Le 27 juillet 1988, la requérante assigna la société à responsabilité limitée F. devant le tribunal de Milan, afin d’obtenir réparation des dommages subis en raison de la mauvaise exécution d’un contrat de construction.
La mise en état de l’affaire commença le 30 novembre 1988. Le 5 avril 1989, un débat eut lieu relatif à l’admission de moyens de preuves. Le 7 juin 1989, la compagnie d’assurances R. fut mise en cause. L’audience du 14 novembre 1989 fut reportée à la demande des parties au 13 février 1990. Après une audience, au cours de laquelle les parties versèrent au dossier des documents, le 29 janvier 1991 le juge nomma un expert. Six audiences furent fixées entre le 5 mars 1991 et le 15 décembre 1993, dont deux concernèrent le rapport d’expertise, deux le dépôt de documents, une fut ajournée à la demande des parties et une autre fut reportée par le juge.
Le 12 janvier 1994, la présente affaire fut jointe à une autre pendante entre la requérante et une autre société. Le 9 novembre 1994, l’audience fut renvoyée d’office au 23 novembre 1994. Le jour venu, à la demande des parties l’audience fut reportée au 21 décembre 1994. Une audience plus tard, en raison d’une grève des avocats l’audience fixée au 3 mars 1995 fut renvoyée au 20 septembre 1995.
Les parties présentèrent leurs conclusions le 10 janvier 1996. L’audience de plaidoiries devant la chambre compétente, fixée au 12 avril 1996, fut renvoyée d’office au 10 mai 1996. A cette date, le tribunal rouvrit l’instruction, admit l’audition de témoins et fixa l’audience suivante au 17 mars 1997. Le 22 janvier 1998, la procédure fut interrompue en raison du prononcé de la liquidation judiciaire de la société défenderesse.
La requérante reprit la procédure le 27 juin 1998. Par une ordonnance du 30 juin 1998, l’audience suivante fut fixée au 10 février 1999. Le jour venu, le juge décida la mise en cause de Mme G. et Mme C. et reporta l’affaire au 14 juin 1999. A cette date, Mme G. et Mme C. furent déclarées défaillantes et l’affaire fut reportée au 9 décembre 1999.
EN DROIT
Le grief de la requérante porte sur la durée de la procédure litigieuse.

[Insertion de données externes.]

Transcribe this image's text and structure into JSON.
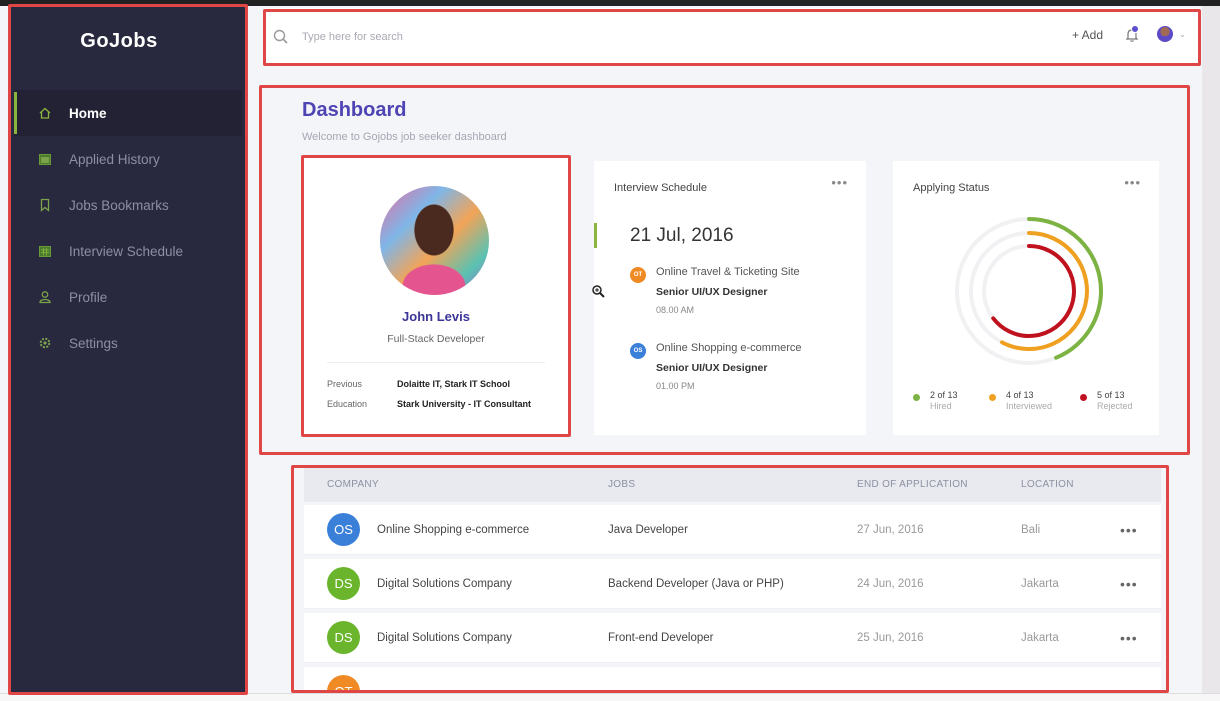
{
  "app": {
    "logo": "GoJobs"
  },
  "sidebar": {
    "items": [
      {
        "label": "Home",
        "icon": "home-icon",
        "active": true
      },
      {
        "label": "Applied History",
        "icon": "calendar-icon",
        "active": false
      },
      {
        "label": "Jobs Bookmarks",
        "icon": "bookmark-icon",
        "active": false
      },
      {
        "label": "Interview Schedule",
        "icon": "schedule-icon",
        "active": false
      },
      {
        "label": "Profile",
        "icon": "user-icon",
        "active": false
      },
      {
        "label": "Settings",
        "icon": "gear-icon",
        "active": false
      }
    ]
  },
  "topbar": {
    "search_placeholder": "Type here for search",
    "add_label": "+ Add",
    "accent": "#5b4fcf"
  },
  "dashboard": {
    "title": "Dashboard",
    "subtitle": "Welcome to Gojobs job seeker dashboard"
  },
  "profile": {
    "name": "John Levis",
    "role": "Full-Stack Developer",
    "previous_label": "Previous",
    "previous_value": "Dolaitte IT, Stark IT School",
    "education_label": "Education",
    "education_value": "Stark University - IT Consultant"
  },
  "schedule": {
    "title": "Interview Schedule",
    "more": "•••",
    "date": "21 Jul, 2016",
    "events": [
      {
        "badge": "OT",
        "color": "#f08a24",
        "company": "Online Travel & Ticketing Site",
        "role": "Senior UI/UX Designer",
        "time": "08.00 AM"
      },
      {
        "badge": "OS",
        "color": "#3a7fd8",
        "company": "Online Shopping e-commerce",
        "role": "Senior UI/UX Designer",
        "time": "01.00 PM"
      }
    ]
  },
  "status": {
    "title": "Applying Status",
    "more": "•••",
    "total": 13,
    "items": [
      {
        "count": 2,
        "label_num": "2 of 13",
        "label": "Hired",
        "color": "#7cb342"
      },
      {
        "count": 4,
        "label_num": "4 of 13",
        "label": "Interviewed",
        "color": "#f0a020"
      },
      {
        "count": 5,
        "label_num": "5 of 13",
        "label": "Rejected",
        "color": "#c0121e"
      }
    ]
  },
  "table": {
    "headers": [
      "COMPANY",
      "JOBS",
      "END OF APPLICATION",
      "LOCATION"
    ],
    "rows": [
      {
        "badge": "OS",
        "color": "#3a7fd8",
        "company": "Online Shopping e-commerce",
        "job": "Java Developer",
        "end": "27 Jun, 2016",
        "location": "Bali",
        "more": "•••"
      },
      {
        "badge": "DS",
        "color": "#6ab52c",
        "company": "Digital Solutions Company",
        "job": "Backend Developer (Java or PHP)",
        "end": "24 Jun, 2016",
        "location": "Jakarta",
        "more": "•••"
      },
      {
        "badge": "DS",
        "color": "#6ab52c",
        "company": "Digital Solutions Company",
        "job": "Front-end Developer",
        "end": "25 Jun, 2016",
        "location": "Jakarta",
        "more": "•••"
      },
      {
        "badge": "OT",
        "color": "#f08a24",
        "company": "",
        "job": "",
        "end": "",
        "location": "",
        "more": ""
      }
    ]
  }
}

Cette procédure a débuté le 27 juillet 1988 et est à ce jour encore pendante.
Selon la requérante, la durée de la procédure, qui est, à présent, de plus de onze ans et deux mois, ne répond pas à l’exigence du « délai raisonnable » (article 6 § 1 de la Convention).

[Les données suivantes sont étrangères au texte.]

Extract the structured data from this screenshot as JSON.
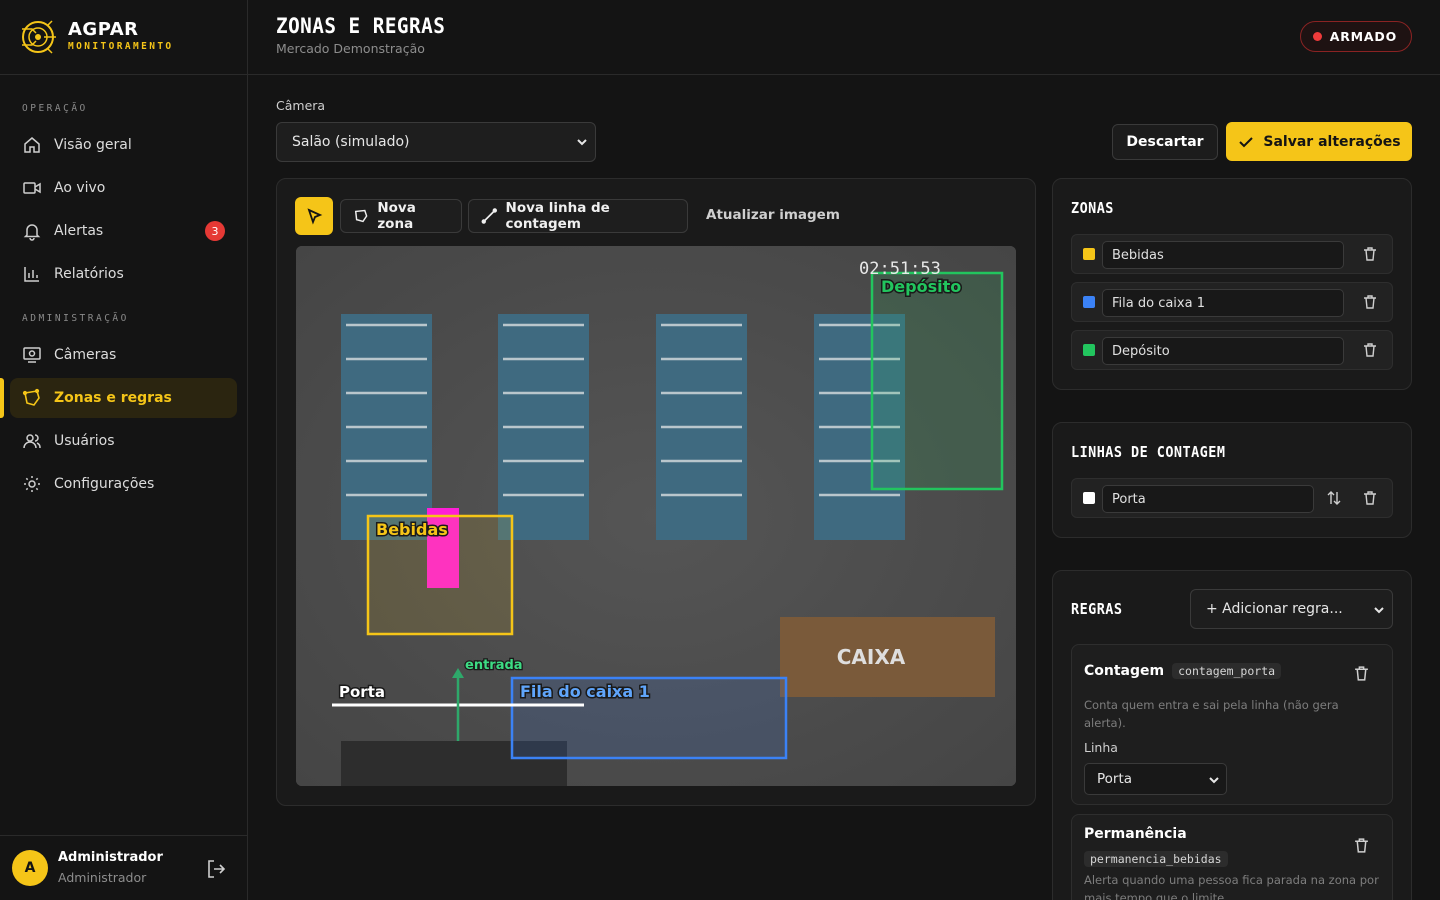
{
  "brand": {
    "name": "AGPAR",
    "subtitle": "MONITORAMENTO"
  },
  "sidebar": {
    "section_operacao": "OPERAÇÃO",
    "section_admin": "ADMINISTRAÇÃO",
    "items": [
      {
        "label": "Visão geral",
        "icon": "home-icon"
      },
      {
        "label": "Ao vivo",
        "icon": "video-icon"
      },
      {
        "label": "Alertas",
        "icon": "bell-icon",
        "badge": "3"
      },
      {
        "label": "Relatórios",
        "icon": "bar-chart-icon"
      },
      {
        "label": "Câmeras",
        "icon": "monitor-icon"
      },
      {
        "label": "Zonas e regras",
        "icon": "polygon-icon",
        "active": true
      },
      {
        "label": "Usuários",
        "icon": "users-icon"
      },
      {
        "label": "Configurações",
        "icon": "sun-gear-icon"
      }
    ]
  },
  "user": {
    "initial": "A",
    "name": "Administrador",
    "role": "Administrador"
  },
  "header": {
    "title": "ZONAS E REGRAS",
    "subtitle": "Mercado Demonstração",
    "status": "ARMADO"
  },
  "camera": {
    "label": "Câmera",
    "selected": "Salão (simulado)"
  },
  "actions": {
    "discard": "Descartar",
    "save": "Salvar alterações"
  },
  "toolbar": {
    "new_zone": "Nova zona",
    "new_line": "Nova linha de contagem",
    "refresh": "Atualizar imagem"
  },
  "preview": {
    "timestamp": "02:51:53",
    "counter_label": "CAIXA",
    "zones": [
      {
        "label": "Bebidas",
        "color": "#f5c518"
      },
      {
        "label": "Fila do caixa 1",
        "color": "#3b82f6"
      },
      {
        "label": "Depósito",
        "color": "#22c55e"
      }
    ],
    "line": {
      "label": "Porta",
      "direction": "entrada",
      "color": "#ffffff"
    }
  },
  "zones_panel": {
    "title": "ZONAS",
    "items": [
      {
        "name": "Bebidas",
        "color": "#f5c518"
      },
      {
        "name": "Fila do caixa 1",
        "color": "#3b82f6"
      },
      {
        "name": "Depósito",
        "color": "#22c55e"
      }
    ]
  },
  "lines_panel": {
    "title": "LINHAS DE CONTAGEM",
    "items": [
      {
        "name": "Porta",
        "color": "#ffffff"
      }
    ]
  },
  "rules_panel": {
    "title": "REGRAS",
    "add_placeholder": "+ Adicionar regra...",
    "rules": [
      {
        "name": "Contagem",
        "code": "contagem_porta",
        "description": "Conta quem entra e sai pela linha (não gera alerta).",
        "field_label": "Linha",
        "field_value": "Porta"
      },
      {
        "name": "Permanência",
        "code": "permanencia_bebidas",
        "description": "Alerta quando uma pessoa fica parada na zona por mais tempo que o limite"
      }
    ]
  }
}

La Cour estime qu’à la lumière des critères qui se dégagent de sa jurisprudence en matière de « délai raisonnable » (complexité de l’affaire, comportement du requérant et des autorités compétentes et enjeu du litige pour le requérant), et compte tenu de l’ensemble des éléments en sa possession, ce grief doit faire l’objet d’un examen au fond.
Par ces motifs, la Cour, à l’unanimité,
DÉCLARE LA REQUÊTE RECEVABLE, tous moyens de fond réservés.
Michael O’BoyleElisabeth Palm
GreffierPrésidente
[Note1]Ne pas oublier de bloquer le texte avec Alt+B pour éviter que les informations en zones grisées disparaissent.